Paul Sankey, the
widely-followed oil analyst who was first to call for negative oil prices when
COVID began impacting world markets, started his own research
firm Sankey Research in the depths of COVID, June 2020. An independent research company,
not a broker-dealer, Sankey’s independence has allowed him free voice,
unconstrained by typical Wall St limitations, such as on stocks which he does
not cover, on government policy, and notably on China.
Among
other recognized calls, Sankey in the past tagged premium oil company
EOG “The Apple of Oil”, ExxonMobil “The Big Unit”, pushed “The Diamond Age of
Refining” over the past decade for US refiners, and has called for “The
Renaissance” in US Exploration and Production in terms of companies reducing
growth, reducing debt, and increasing cash return to shareholders.

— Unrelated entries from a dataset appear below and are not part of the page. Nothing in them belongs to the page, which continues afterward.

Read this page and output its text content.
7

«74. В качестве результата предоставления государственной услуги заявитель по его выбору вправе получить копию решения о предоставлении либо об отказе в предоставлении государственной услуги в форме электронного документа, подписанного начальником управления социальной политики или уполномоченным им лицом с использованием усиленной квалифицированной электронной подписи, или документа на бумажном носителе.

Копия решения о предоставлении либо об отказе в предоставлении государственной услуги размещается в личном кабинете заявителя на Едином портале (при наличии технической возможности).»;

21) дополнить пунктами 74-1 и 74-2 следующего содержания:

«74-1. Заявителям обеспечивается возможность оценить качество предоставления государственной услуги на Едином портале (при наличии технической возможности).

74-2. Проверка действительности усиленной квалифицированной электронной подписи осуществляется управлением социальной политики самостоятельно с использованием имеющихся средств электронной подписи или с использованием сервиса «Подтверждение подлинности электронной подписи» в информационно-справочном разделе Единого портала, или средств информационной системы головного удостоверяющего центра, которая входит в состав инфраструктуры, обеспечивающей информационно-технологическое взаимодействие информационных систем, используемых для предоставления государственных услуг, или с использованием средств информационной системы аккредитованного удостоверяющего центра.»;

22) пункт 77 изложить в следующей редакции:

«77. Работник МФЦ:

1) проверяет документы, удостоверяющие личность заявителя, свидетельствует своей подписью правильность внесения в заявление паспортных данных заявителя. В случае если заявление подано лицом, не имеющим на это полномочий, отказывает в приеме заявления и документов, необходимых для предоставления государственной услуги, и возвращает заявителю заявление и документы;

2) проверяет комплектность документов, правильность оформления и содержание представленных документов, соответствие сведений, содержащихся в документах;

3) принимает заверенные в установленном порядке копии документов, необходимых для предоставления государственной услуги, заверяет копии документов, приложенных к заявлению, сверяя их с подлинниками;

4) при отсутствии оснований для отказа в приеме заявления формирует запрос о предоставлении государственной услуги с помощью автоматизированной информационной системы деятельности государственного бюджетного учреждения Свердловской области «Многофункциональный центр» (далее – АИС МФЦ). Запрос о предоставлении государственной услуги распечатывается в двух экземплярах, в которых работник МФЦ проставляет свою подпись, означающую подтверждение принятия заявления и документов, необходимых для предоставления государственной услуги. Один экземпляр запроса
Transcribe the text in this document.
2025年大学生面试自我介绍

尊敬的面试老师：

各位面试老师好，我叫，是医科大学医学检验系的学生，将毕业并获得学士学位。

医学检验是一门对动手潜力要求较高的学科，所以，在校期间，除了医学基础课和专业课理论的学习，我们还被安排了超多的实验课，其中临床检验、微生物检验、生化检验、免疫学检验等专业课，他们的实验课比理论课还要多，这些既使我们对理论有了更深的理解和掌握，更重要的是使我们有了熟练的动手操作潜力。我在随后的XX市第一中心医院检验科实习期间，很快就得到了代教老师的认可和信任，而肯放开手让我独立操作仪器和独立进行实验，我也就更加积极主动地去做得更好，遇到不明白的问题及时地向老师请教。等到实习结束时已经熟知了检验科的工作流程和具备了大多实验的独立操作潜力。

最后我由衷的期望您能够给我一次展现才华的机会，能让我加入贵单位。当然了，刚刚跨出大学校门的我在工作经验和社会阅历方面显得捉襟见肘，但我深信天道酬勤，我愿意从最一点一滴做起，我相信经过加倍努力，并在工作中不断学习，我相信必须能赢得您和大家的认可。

He has
also styled himself an “analyst as activist” and heavily covered controversies
such as Chevron vs Oxy for Anadarko, and most recently the Engine #1
battle for ExxonMobil’s board. His note “Chevron for ExxonMobil” at Sankey
Research was subsequently shown by the WSJ to be written in fact, just when
Chevron and ExxonMobil considered a merger in 2020. His CNBC pair trades have
become widely followed, starting with “Long XOM Short AAPL” totally against
consensus in August 2020, and most recently in early January 2022 “Long
Marathon Petrolelum, Short Rivian” that has returned +50% vs the S&P500
-10% since he made it.
Sankey
started covering oil in 1990 out of Manchester University, joining the IEA in
Paris, with subsequent stints at Wood Mackenzie, Deutsche Bank, Wolfe Research,
and most recently Mizuho. He has ranked consistently highly or #1 in many
investor surveys since his arrival on Wall Street in 2004; and was ranked #1 ii for
three straight years at bulge bracket DB before joining boutique Wolfe Research
as their 60th employee. He was also
the 60th employee at Wood Mackenzie. Both companies have
subsequently grown exponentially since those formative days.